Resilient Autonomy theme

Members: Steven Waslander (theme leader), Gregory Dudek, Michael Jenkin, Joshua Marshall, Alexis Lussier Desbiens, Inna Sharf, David Meger, Hong Zhang, Angela Schoellig

Partners: CrossWing Inc., Defense Research and Development Canada (DRDC), General Dynamics and Land Systems (GDLS), Barrick Gold, Clearpath Robotics, Canadian Space Agency (CSA), US Open Source Robotics Foundation (OSRF), Kinova Robotics, FPInnovations, Element AI.
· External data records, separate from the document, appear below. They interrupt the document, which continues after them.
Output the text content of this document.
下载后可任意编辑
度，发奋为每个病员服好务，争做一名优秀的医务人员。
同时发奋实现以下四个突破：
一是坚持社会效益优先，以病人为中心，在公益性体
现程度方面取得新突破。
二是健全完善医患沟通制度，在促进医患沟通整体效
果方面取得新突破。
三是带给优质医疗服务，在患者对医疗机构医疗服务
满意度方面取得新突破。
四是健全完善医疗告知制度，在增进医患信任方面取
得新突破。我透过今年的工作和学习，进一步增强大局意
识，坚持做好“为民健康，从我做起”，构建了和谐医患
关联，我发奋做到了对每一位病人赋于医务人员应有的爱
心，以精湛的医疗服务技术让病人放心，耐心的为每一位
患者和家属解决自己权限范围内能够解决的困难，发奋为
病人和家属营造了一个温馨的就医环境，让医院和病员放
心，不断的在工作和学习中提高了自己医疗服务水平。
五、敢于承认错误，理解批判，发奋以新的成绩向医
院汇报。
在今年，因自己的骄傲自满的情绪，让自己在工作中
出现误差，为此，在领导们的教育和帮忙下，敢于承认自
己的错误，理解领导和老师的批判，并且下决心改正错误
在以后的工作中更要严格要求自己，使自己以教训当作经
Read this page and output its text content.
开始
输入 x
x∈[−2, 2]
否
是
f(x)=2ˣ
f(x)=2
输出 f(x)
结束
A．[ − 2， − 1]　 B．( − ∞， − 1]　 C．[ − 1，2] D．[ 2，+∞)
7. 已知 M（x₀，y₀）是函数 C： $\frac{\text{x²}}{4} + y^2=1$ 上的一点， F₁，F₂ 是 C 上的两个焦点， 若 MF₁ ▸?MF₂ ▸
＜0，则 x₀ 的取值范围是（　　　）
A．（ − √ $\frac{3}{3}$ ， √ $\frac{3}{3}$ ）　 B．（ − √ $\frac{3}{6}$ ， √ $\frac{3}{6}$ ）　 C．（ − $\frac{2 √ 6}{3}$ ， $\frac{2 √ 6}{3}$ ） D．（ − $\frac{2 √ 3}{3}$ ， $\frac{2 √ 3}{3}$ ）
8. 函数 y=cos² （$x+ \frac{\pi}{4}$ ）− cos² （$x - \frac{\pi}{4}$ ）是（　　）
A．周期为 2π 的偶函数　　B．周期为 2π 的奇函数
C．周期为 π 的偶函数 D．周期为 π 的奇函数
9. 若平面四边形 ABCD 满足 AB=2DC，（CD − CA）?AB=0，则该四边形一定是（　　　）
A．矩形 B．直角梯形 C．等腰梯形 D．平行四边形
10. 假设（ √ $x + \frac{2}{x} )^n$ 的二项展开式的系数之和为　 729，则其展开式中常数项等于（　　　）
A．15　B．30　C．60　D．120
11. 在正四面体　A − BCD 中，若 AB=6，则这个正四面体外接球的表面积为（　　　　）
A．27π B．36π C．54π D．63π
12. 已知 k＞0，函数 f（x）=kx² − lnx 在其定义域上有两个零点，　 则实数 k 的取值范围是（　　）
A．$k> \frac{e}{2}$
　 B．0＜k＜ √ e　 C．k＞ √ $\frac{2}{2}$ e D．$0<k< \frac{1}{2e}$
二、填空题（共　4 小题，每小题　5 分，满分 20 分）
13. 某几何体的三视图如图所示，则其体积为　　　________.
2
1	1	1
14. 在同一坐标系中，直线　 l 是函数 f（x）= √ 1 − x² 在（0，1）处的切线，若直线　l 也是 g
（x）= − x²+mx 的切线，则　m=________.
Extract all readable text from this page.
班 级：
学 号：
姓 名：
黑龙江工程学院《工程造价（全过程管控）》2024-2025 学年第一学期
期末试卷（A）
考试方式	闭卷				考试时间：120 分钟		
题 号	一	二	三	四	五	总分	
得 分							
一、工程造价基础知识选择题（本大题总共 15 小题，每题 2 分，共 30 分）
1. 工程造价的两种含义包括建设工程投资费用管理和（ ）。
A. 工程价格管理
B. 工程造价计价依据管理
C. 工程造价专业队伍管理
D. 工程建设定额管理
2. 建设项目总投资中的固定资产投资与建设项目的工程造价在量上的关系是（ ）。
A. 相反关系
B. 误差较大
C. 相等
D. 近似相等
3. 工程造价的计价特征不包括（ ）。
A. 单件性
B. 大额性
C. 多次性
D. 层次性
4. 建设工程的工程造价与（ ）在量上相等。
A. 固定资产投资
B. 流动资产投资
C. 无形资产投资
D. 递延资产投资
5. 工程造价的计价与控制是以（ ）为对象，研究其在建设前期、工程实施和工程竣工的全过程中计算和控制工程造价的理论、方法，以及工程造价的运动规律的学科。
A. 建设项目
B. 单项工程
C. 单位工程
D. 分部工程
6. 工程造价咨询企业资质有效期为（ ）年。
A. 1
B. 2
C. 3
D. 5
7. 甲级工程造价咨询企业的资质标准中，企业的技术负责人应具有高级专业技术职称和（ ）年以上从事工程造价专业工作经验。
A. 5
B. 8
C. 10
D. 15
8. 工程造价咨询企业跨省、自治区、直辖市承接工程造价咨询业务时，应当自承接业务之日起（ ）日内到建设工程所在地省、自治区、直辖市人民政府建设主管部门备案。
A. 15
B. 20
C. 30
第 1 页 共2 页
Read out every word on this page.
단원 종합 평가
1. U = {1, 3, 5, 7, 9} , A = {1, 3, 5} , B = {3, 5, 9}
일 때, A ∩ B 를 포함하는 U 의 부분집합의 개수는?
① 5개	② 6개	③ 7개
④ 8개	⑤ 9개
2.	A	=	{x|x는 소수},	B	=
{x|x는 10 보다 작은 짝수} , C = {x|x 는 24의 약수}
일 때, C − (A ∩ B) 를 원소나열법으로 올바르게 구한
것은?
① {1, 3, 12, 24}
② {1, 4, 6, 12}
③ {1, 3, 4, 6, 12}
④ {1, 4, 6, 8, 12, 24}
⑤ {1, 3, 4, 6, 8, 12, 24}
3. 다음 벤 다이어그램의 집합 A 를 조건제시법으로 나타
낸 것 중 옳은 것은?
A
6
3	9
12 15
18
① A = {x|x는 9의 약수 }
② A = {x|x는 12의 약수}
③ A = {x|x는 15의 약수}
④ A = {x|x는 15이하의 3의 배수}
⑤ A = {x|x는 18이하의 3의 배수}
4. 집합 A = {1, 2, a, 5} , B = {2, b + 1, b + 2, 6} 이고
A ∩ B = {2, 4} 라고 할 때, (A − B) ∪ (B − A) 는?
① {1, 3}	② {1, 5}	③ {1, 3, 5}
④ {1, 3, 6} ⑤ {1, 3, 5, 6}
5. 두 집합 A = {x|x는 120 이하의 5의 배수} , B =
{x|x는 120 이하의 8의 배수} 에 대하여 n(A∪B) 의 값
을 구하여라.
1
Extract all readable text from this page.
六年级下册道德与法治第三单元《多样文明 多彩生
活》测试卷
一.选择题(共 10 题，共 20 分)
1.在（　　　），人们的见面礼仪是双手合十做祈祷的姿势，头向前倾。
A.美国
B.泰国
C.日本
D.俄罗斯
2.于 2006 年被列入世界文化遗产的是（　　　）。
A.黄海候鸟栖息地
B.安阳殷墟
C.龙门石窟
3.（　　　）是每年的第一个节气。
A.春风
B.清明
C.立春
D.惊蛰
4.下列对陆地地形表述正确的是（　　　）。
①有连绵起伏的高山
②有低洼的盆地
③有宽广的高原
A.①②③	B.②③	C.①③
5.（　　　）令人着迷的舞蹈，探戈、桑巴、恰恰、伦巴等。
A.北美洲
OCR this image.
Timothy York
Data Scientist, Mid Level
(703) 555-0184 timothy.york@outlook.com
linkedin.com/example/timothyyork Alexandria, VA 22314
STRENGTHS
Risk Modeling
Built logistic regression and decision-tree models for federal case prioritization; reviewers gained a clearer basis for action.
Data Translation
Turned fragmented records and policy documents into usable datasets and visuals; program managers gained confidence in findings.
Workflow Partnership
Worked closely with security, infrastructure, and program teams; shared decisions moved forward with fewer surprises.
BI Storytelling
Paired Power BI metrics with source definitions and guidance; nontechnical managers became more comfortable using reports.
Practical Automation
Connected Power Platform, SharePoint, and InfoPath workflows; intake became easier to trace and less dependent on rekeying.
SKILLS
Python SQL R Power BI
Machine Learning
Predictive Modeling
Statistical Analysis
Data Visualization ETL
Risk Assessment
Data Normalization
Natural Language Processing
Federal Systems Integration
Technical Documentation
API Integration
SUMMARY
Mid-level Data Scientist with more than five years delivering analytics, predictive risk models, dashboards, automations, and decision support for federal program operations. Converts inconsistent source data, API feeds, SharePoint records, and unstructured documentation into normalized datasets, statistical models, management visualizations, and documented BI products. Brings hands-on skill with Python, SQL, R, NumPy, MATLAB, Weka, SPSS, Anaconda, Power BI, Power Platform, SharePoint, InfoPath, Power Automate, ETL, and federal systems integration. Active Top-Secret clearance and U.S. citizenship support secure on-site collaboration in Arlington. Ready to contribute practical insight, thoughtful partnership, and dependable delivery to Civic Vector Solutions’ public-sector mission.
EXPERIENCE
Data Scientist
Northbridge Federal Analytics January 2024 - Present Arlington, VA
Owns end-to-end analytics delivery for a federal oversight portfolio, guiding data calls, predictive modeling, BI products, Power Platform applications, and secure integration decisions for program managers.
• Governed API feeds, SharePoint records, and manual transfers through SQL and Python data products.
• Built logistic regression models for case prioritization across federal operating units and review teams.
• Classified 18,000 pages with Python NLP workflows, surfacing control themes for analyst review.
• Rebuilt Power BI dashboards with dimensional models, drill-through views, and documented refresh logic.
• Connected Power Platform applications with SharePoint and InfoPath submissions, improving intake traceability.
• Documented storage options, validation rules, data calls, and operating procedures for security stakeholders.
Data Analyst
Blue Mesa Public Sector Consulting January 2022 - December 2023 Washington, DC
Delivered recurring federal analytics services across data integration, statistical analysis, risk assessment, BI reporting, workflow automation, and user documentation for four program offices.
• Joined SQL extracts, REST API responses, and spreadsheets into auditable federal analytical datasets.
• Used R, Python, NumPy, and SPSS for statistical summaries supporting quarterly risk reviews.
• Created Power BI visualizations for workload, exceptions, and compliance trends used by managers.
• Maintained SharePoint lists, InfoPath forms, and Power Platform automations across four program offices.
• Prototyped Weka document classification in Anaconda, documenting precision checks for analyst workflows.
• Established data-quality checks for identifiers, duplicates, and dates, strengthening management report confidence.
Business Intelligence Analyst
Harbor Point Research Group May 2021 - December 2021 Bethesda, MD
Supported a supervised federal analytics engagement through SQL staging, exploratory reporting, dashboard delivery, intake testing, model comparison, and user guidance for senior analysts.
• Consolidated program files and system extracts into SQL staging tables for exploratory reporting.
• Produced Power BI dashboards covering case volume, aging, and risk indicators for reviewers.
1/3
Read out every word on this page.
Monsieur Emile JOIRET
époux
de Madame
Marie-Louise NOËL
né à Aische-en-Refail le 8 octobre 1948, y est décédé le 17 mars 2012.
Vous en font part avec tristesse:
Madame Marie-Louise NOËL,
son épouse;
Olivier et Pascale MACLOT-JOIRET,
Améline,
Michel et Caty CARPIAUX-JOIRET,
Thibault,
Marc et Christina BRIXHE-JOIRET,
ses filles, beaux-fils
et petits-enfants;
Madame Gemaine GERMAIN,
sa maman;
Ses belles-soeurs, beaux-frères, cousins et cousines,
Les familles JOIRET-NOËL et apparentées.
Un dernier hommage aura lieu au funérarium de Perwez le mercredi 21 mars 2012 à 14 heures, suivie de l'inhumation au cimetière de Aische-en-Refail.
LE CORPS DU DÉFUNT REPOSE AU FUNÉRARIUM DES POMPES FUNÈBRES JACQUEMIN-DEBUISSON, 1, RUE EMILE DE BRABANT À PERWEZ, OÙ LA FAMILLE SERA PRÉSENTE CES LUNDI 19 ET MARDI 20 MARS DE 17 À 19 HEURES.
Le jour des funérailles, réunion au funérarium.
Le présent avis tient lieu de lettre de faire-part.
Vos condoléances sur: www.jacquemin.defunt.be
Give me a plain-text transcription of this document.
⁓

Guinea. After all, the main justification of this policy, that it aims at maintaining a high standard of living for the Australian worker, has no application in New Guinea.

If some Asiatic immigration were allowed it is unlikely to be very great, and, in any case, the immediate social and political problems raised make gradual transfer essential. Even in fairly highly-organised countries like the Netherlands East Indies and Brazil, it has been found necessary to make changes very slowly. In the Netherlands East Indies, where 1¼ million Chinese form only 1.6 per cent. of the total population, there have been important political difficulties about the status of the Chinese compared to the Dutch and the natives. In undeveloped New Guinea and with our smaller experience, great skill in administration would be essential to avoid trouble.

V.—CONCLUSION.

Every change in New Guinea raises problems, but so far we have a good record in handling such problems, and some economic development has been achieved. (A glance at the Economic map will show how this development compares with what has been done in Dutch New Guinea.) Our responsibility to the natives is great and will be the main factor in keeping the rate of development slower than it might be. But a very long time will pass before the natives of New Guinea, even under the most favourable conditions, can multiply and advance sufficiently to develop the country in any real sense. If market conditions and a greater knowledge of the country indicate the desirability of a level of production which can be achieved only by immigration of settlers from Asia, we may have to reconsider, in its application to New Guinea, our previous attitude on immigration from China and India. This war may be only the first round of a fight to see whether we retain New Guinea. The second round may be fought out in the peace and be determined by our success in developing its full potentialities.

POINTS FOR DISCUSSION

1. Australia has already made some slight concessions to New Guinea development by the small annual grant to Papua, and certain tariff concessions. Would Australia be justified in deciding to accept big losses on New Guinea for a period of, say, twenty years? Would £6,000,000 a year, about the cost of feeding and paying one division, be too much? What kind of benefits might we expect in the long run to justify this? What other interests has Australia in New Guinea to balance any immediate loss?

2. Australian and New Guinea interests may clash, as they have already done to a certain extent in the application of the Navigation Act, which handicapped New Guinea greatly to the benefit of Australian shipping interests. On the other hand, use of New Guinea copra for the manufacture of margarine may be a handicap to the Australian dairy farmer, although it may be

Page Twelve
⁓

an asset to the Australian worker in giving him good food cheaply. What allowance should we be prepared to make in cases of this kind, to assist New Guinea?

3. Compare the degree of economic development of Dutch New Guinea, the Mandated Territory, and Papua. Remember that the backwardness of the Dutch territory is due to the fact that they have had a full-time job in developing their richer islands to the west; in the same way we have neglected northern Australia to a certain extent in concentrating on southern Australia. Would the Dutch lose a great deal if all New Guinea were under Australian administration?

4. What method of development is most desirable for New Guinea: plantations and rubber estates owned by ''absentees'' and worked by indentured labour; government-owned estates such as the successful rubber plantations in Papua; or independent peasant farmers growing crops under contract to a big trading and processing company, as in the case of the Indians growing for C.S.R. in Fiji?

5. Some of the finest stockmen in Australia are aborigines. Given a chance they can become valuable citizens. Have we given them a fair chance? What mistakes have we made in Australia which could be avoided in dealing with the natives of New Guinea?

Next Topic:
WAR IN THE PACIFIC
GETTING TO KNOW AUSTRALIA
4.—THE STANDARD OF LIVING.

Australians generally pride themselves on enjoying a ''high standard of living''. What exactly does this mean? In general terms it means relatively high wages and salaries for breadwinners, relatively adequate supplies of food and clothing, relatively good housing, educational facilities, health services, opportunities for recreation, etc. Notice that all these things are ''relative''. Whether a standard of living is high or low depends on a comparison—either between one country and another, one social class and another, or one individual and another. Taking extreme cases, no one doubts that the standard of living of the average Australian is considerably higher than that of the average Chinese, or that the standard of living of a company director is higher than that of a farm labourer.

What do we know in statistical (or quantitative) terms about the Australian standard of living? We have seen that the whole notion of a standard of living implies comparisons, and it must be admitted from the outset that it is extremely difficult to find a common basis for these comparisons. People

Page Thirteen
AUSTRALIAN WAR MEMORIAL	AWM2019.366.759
The Resilient Autonomy theme is focused on taking robots out of the prototype stage and accelerating their adoption in large scale deployments. The core research directions defined in this theme will help bring about robotic systems capable of operating in wildly varying environmental conditions, in dense traffic or crowded settings, with foresight and robustness to unexpected incidents. The basic building blocks of localization and mapping, object detection and tracking, and motion planning and control must all be hardened and made both efficient and reliable throughout a robot’s operating range and lifetime. Key research areas in the Resilient Autonomy theme include:

  • Robust and practical mapping and localization.Sensing and mapping the working environment, including exploring for new data, sensor selection and optimization, sensor data integration and integrity monitoring, quality of service guarantees. Leveraging massively distributed sensor networks including consumer Internet of Things (IoT) devices associated with users of the space. Incorporating deep learning methods for front-end sensor measurement correspondence, uncertainty assessment and place recognition.
  • Detecting, tracking and predicting object motions.Critical to operation of self-driving cars, robotic systems in shopping centres, unmanned aerial and aquatic vehicles, accurate detection of moving objects and their motion tracking and prediction remains elusive. We will leverage detection gains in AI and deep knowledge of inference and tracking to make strides in robust tracking and motion prediction.
  • Robust robot motion planning in complex environments.Motion planning methods that span robotic domains and deal with complex 6 Degree of Freedom (DOF) environments and numerous dynamic obstacles or agents. Dealing with unpredicted disturbances (e.g., road conditions, wind and wave action). Planning in the presence of uncertainty and incorrect predictions.
  • Compliant manipulation.Grasping and manipulation methods for a wide range of tasks. Compliant and other novel locomotive strategies. Dealing with unpredicted disturbances (e.g., wind and wave action). Planning in the presence of uncertainty and incorrect predictions.
  • Realistic, hybrid simulation generation.Creating automated methods of incorporating robotic sensor data into high fidelity robot, sensor and environment models for simulation-based evaluation of autonomy methods. This hybrid approach to modeling allows known physical constraints to remain enforced while developing data-driven simulation tools that accurately reflect specific robots.
  • Robot software engineering.Devising software tools and techniques that contribute to the reliability of robot controllers. Robots are often complex distributed software systems: the most challenging type of software to create and validate. We seek to make it easier and quicker for researchers and companies to develop adequate robot software, and to encourage network added value by making advanced robot software easy to share. Our approach is to continuously share and integrate the components developed in the Resilient Autonomy theme, using Robot Operating System (ROS) as default platform, but exploring ideas for extensions, validation tools and next-generation platforms.